Churrascaria em 2064.






                              "Um dia, num restaurante fora do espaço tempo, me serviram o amor como dobradinha fria. Fernando Pessoa.

    Primavera de 2064. Ricardo, Serjão e Mané se dirigem de carro para O Rodizio Vanguardista. Conseguiram uma reserva porque Serjão conhece o maître, já que a churrascaria é um dos locais mais extraordinários da história da restauração da Alta-Mojiana.
    - Usam animais desenhados geneticamente, os informa Ricardo – Alguns, incluso, trabalham como garções! Acrescenta.
    Quando chegam a churrascaria já está cheia. Conversas, cheiros e especiarias trazidas de fora do sistema solar. As mesas estão distribuídas em um amplo círculo ao redor de uma estatua em tamanho natural de Genoveva, a primeira vaca impressa, no ano de 2047.
    Um garçom se acerca.
    - Querem ver o Cardápio? Ou desejam o prato carne do dia?
    - Excelente! Disse Serjão, queremos carne, somou. De repente os três emudecem de assombro ao ver que um cordeiro vem à mesa com gentil sorriso ruminante.
    - Bem vindos! Os saúda com voz aguda. Sou o cordeiro Gabriel, não confunda com Gabriel Cordeiro, e ria como se fosse uma hiena, da própria piada e acrescentou: venho adoçar o vosso repasto. Tornou a rir. “Nenhum cordeiro em seu são juízo  diria isso” disse Mané.

    - Permitam-me sugerir minhas costelinhas, bale o cordeiro, e com um risinho soma, está macia e sucosa. Também recomendo minha paleta, assada ao ponto com alho e alecrim. Os rins com vinho do Porto e lascas de pão preto....
    - Mas isso é horrível! Exclama Ricardo, este animal pede que o comamos.
    - Ao menos parece que a ideia não o desagrada, diz Mané. Os três ficam olhando fixamente o quadrupede que espera suas respostas com olhos aquosos enquanto começa a ruminar e engole o bolo digestivo. Na mesa está criada a tensão. “Não posso” pensa Serjão, e diz:
    - Vou comer uma salada com palmito e aspargos.
    - Eu quero o mesmo, não, não melhor uns crudités. Disse Ricardo.
    - Para mim, raviólis de espinafre, pede Mané.
    O cordeiro Gabriel faz uma reverencia de cabeça e se afasta rumo a cozinha. O maïtre reconhece seu amigo Serjão e se aproxima cerimonioso. Ao perceber suas expressões confusas decide esclarecer-lhes a situação.
    - Benvindo ao Rodizio Vanguardista, o churrasco do futuro!

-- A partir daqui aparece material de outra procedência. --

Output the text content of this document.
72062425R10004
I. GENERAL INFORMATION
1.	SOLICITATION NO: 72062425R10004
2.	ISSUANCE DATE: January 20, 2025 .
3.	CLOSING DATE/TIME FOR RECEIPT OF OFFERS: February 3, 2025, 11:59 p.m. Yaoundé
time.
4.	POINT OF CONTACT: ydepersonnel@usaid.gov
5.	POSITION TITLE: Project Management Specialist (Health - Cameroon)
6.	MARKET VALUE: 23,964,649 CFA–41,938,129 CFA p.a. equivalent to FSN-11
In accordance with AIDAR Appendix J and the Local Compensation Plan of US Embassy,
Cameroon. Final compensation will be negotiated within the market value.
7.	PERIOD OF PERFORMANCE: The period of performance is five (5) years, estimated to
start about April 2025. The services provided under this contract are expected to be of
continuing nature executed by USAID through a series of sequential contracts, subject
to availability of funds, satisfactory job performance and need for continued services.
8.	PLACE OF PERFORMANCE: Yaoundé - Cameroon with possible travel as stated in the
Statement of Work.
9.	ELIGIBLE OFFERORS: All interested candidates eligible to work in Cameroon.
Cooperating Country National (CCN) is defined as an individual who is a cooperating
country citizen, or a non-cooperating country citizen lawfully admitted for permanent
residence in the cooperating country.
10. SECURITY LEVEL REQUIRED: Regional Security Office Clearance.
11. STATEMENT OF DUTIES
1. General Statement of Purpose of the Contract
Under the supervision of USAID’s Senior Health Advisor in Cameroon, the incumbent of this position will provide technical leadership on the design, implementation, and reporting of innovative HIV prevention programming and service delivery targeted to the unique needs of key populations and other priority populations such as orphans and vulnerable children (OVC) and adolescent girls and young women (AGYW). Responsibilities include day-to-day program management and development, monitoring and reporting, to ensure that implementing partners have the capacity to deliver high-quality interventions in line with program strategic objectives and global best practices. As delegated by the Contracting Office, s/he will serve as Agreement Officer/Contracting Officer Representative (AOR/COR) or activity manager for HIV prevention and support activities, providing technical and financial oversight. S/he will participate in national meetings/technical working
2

Depois abaixando o tom de voz continua: Serjão, senhores... este local faz parte de uma cadeia vegana camuflada. Os clientes se sentem incômodos ao ver um inocente animalzinho pedindo que lhe devorem e logo todos mudam de hábito alimentício.
    - Eu entendo, disse Serjão, depois dessa experiencia creio viro vegetariano.
    - E eu vegano, diz Ricardo.
    - Eu me torno crudivorista, teima Mané.
    Um frango caipira salta entre as mesas e dá ordens à cozinha: Uma couve-flor com gergelim na mesa oito!”
    - E causa o mesmo efeito com todos os clientes? Pergunta Serjão.
    - Com todos não, suspira o maître olhando a mesa do lado onde uma vaca, com graciosos movimentos de anca, executa uns passos de bolero diante de um casal.
    - Trilegal! Que linda vaquinha! Aplaude entusiasmado o homem e pede: Um bife a cavalo e fritas, tchê!
    - Para mim a milanesa, diz a mulher e de entrada um figado acebolado! Ao ponto e com bastante salsinha, pode ser?
    - Com os gaúchos ainda não funciona, murmura o maître.